A good place to start is ZIP 310: Security Properties of Sapling Viewing Keys which documents the privacy properties of Sapling Full Viewing Keys.
But to short-cut the process: we rely on ECHD to derive the encryption key that is used by the recipient to decrypt an incoming note, so a discrete-log-breaking adversary can compromise it and recover ivk. Once they have that, the adversary can scan the chain and recover the same information that someone with the incoming viewing capability could.
For a known payment address, it’s trivial (a single DL break). For an unknown payment address, it would naively require 2^88 work to figure out which diversified base ( g_d ) is the one used by a specific note. IDK if there are any quantum algorithms that help speed up the singe-target many-base situation.

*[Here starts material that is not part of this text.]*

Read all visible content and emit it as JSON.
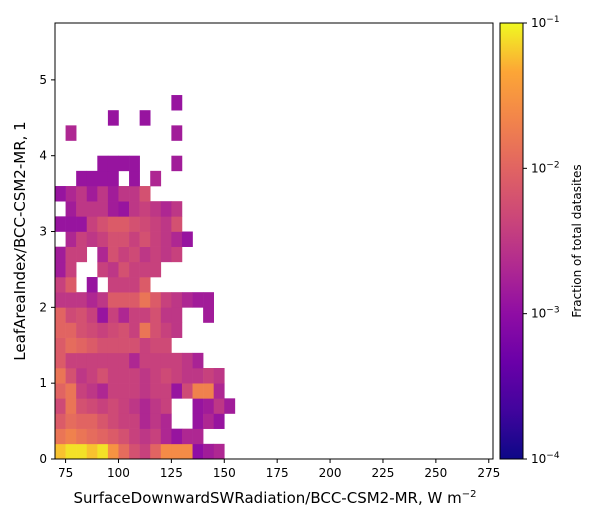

In any case, all the adversary learns is the recipient address, output note value, and the contents of the memo field. Given a single transaction, they do not learn the sender address or input note value.
Also, even after learning the received notes, they wouldn’t know when those notes became spent, because they’d need to obtain nk for that, and ivk is derived from nk via a commitment scheme. Sapling uses BLAKE2s (so would require a preimage attack), while Orchard uses SinsemillaCommit which is perfectly blinding.